The next generation of hypertext markup language, or HTML, is a step closer to reality, as the Web's main standards body said today it finished the specification and has sent it to its members for final review.
First made public in July, HTML 4.0 won't become an official standard--or "recommendation" in World Wide Web Consortium-speak--until the members review the spec and cast their final votes. The review period lasts about six weeks, and the spec could undergo changes in that time.
"Once it becomes a recommendation it's very hard to change," so members will be careful in the upcoming review period and will most likely make "minor" changes, a W3C spokeswoman said. The W3C members must come to a consensus to approve the specification as a standard.
Perhaps most significantly, HTML 4.0 adds support for cascading style sheets, which give Web designers much greater flexibility in creating the look and feel of their pages. Style sheets carry the design information for a page or set of pages and let designers use programming scripts and objects to create dynamic content on a page.

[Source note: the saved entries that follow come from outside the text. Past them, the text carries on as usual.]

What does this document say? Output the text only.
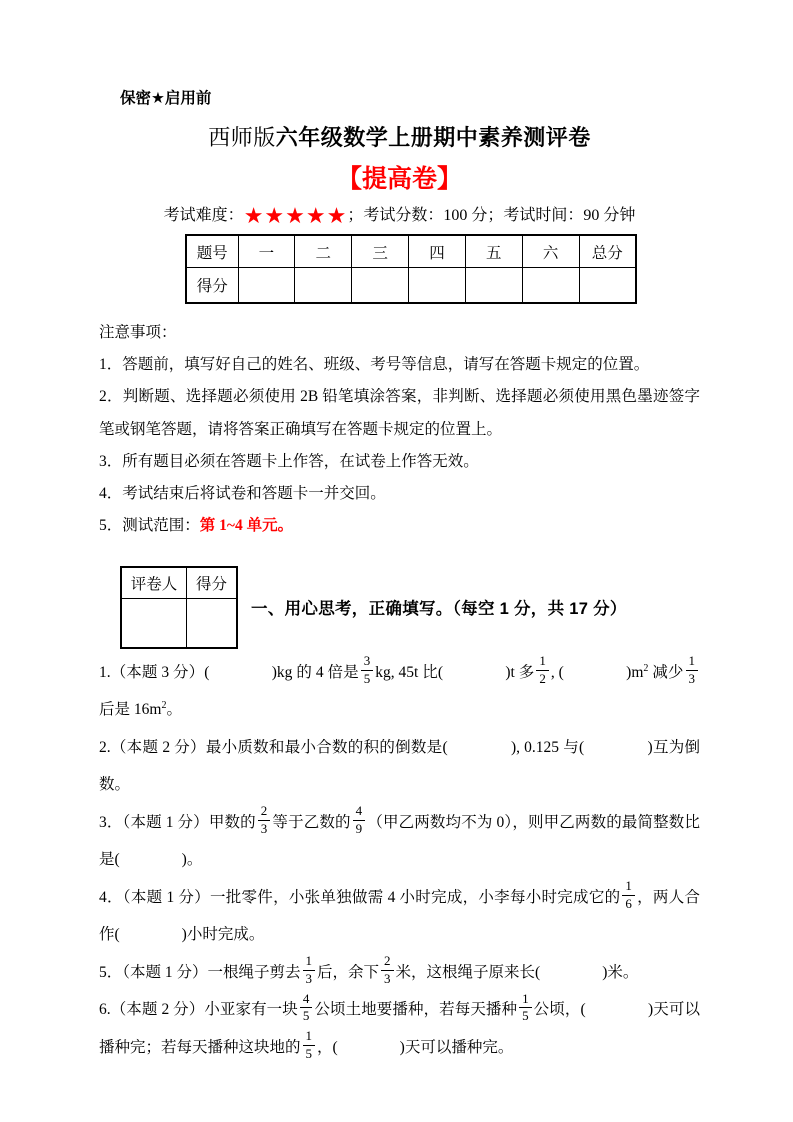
保密★启用前
西师版六年级数学上册期中素养测评卷
【提高卷】
考试难度：★★★★★；考试分数：100 分；考试时间：90 分钟
题号	一	二	三	四	五	六	总分
得分							

注意事项：

1．答题前，填写好自己的姓名、班级、考号等信息，请写在答题卡规定的位置。

2．判断题、选择题必须使用 2B 铅笔填涂答案，非判断、选择题必须使用黑色墨迹签字笔或钢笔答题，请将答案正确填写在答题卡规定的位置上。

3．所有题目必须在答题卡上作答，在试卷上作答无效。

4．考试结束后将试卷和答题卡一并交回。

5．测试范围：第 1~4 单元。

评卷人	得分

一、用心思考，正确填写。（每空 1 分，共 17 分）

1.（本题 3 分）(　　　　)kg 的 4 倍是 $\frac{3}{5}$ kg, 45t 比(　　　　)t 多 $\frac{1}{2}$ , (　　　　)$m^2$ 减少 $\frac{1}{3}$
后是 $16m^2$。

2.（本题 2 分）最小质数和最小合数的积的倒数是(　　　　), 0.125 与(　　　　)互为倒数。

3．（本题 1 分）甲数的 $\frac{2}{3}$ 等于乙数的 $\frac{4}{9}$ （甲乙两数均不为 0），则甲乙两数的最简整数比是(　　　　)。

4．（本题 1 分）一批零件，小张单独做需 4 小时完成，小李每小时完成它的 $\frac{1}{6}$ ，两人合作(　　　　)小时完成。

5．（本题 1 分）一根绳子剪去 $\frac{1}{3}$ 后，余下 $\frac{2}{3}$ 米，这根绳子原来长(　　　　)米。

6.（本题 2 分）小亚家有一块 $\frac{4}{5}$ 公顷土地要播种，若每天播种 $\frac{1}{5}$ 公顷，(　　　　)天可以播种完；若每天播种这块地的 $\frac{1}{5}$ ，(　　　　)天可以播种完。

The two major browser makers, Microsoft and Netscape Communications, have been battling over pieces of the spec and, to the frustration of many Webmasters, already have implemented separate and in some cases incompatible versions of the new HTML.
"I'm completely in favor of HTML 4.0 not because of a single feature it adds, but because every advancement from the W3C in the official definition of HTML means that the major browser vendors are forced to get closer and closer to recognizing the same HTML and rendering it identically," said Glenn Davis, chief technology officer of Project Cool, an online resource for Web designers. "Maybe by HTML 8.0 I'll be able to create a Web page without having to think about what it will look like on the different browsers."